Miller and Marilyn spent the last year of their marriage in her New York apartment. Housekeeper Lena Pepitone recalled many unhappy moments between husband and wife. One night, Marilyn was thrilled when Miller agreed to take her out to a movie. She dressed in a white blouse and white, tight pants, curling her hair and applying red lipstick. “You look wonderful,” Pepitone told her but as the evening went by and the door to Miller’s study remained shut, Marilyn looked more and more unhappy. She pounded on his door, “I’m your wife!” Miller refused to open his door and Marilyn burst into tears. Yet there were happier moments too. One morning Pepitone arrived at Marilyn’s apartment to find her nude and rolling around in her bed looking utterly blissful. “Whoever said beds were made for sleeping never had a husband like mine!” she purred.
Marilyn’s desire for a child also stressed the weakened marriage. She suffered two miscarriages, one during the filming of Some Like It Hot, the other after the end of the Communist persecution against Miller. Perhaps the stress of Miller and Marilyn’s experience caused her to miscarry her baby. In 1960, Marilyn’s life began to take a turn for the worse. She suffered from a series of nervous breakdowns, several failed pregnancies and a collapsing marriage. Her world began to fall apart. That same year Marilyn became involved in a highly publicized, but short-lived affair with Frank Sinatra. It wasn’t long after that she and Miller announced they were going to divorce.

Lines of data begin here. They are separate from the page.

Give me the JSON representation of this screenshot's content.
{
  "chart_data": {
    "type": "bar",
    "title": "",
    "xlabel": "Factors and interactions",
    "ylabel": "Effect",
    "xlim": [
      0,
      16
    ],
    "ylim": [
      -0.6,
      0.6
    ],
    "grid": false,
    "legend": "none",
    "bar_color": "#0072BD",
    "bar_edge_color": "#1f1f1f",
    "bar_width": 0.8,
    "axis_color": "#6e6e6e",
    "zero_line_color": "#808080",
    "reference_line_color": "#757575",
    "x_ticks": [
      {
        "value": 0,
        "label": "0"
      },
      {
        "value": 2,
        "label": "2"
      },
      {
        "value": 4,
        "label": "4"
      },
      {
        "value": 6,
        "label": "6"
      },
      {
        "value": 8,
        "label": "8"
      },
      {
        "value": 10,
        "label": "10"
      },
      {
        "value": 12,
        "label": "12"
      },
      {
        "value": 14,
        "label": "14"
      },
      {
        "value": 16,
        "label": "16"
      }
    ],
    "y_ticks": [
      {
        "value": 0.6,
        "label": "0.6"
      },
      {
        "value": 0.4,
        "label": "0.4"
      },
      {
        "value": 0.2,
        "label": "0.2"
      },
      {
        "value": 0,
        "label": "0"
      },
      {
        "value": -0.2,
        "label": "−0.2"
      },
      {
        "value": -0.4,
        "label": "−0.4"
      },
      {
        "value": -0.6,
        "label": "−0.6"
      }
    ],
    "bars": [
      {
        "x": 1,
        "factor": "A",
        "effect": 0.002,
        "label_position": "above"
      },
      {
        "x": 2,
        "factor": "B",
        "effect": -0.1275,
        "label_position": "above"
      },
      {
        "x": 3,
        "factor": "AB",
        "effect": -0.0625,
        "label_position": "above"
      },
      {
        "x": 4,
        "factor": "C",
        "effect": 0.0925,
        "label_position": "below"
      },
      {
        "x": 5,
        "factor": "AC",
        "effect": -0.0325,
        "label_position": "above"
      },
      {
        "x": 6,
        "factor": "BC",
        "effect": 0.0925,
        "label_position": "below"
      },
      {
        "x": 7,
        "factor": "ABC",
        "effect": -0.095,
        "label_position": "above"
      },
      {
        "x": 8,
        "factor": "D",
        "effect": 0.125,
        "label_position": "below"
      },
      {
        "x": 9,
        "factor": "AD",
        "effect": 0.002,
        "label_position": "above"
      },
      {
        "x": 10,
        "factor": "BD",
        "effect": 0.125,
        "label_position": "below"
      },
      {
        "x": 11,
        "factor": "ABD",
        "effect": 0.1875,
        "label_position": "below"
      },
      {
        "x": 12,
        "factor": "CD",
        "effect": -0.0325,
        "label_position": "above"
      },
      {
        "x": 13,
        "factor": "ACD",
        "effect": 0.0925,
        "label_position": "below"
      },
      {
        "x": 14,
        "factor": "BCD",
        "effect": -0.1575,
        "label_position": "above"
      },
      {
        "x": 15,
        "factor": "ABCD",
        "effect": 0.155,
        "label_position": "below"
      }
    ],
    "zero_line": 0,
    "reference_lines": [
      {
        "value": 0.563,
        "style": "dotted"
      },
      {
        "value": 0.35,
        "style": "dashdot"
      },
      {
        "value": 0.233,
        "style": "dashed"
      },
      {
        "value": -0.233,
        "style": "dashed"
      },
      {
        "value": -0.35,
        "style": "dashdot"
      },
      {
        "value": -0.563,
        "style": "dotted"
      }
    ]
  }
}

Rather than making Miller into the only bad guy in the marriage, years later Marilyn admitted she had her flaws and often burst into explosive rages for no reason. Overall however the mismatched pair began to unravel and ultimately they divorced. “Poor Arthur I used to have a bad temper. Flashes of thunder and lightening,” Marilyn admitted. This behaviour may have been directly due to her manic-depressive illness. Miller once stated thateven though Marilyn was surrounded by radiance “in the center there was a darkness and a tragedy.” When he left her, he stated it was an escape from that darkness. However Miller stated in an interview “the great thing about her to me was the struggle was valiant. She was a very courageous human being and she didn’t give up until the end.” Truer words about Marilyn Monroe were never spoken.
When Miller left, Marilyn and Pepitone went into his abandoned study. Marilyn found a framed picture of herself left on his desk. “He really wants to forget doesn’t he?” she wept. Marilyn found his diary in his desk and read some of it. She told Pepitone he had written that his first wife had misled him and he’d felt betrayed by her, but what Marilyn did to him was far worse. When Amy Greene was asked in an interview what compelled Marilyn to be with the unlikely Miller she replied, “you’re not going to believe this. He looked like Abraham Lincoln. She really liked Abraham Lincoln. That was one of her favourite people in the world.” Clearly, Miller was not.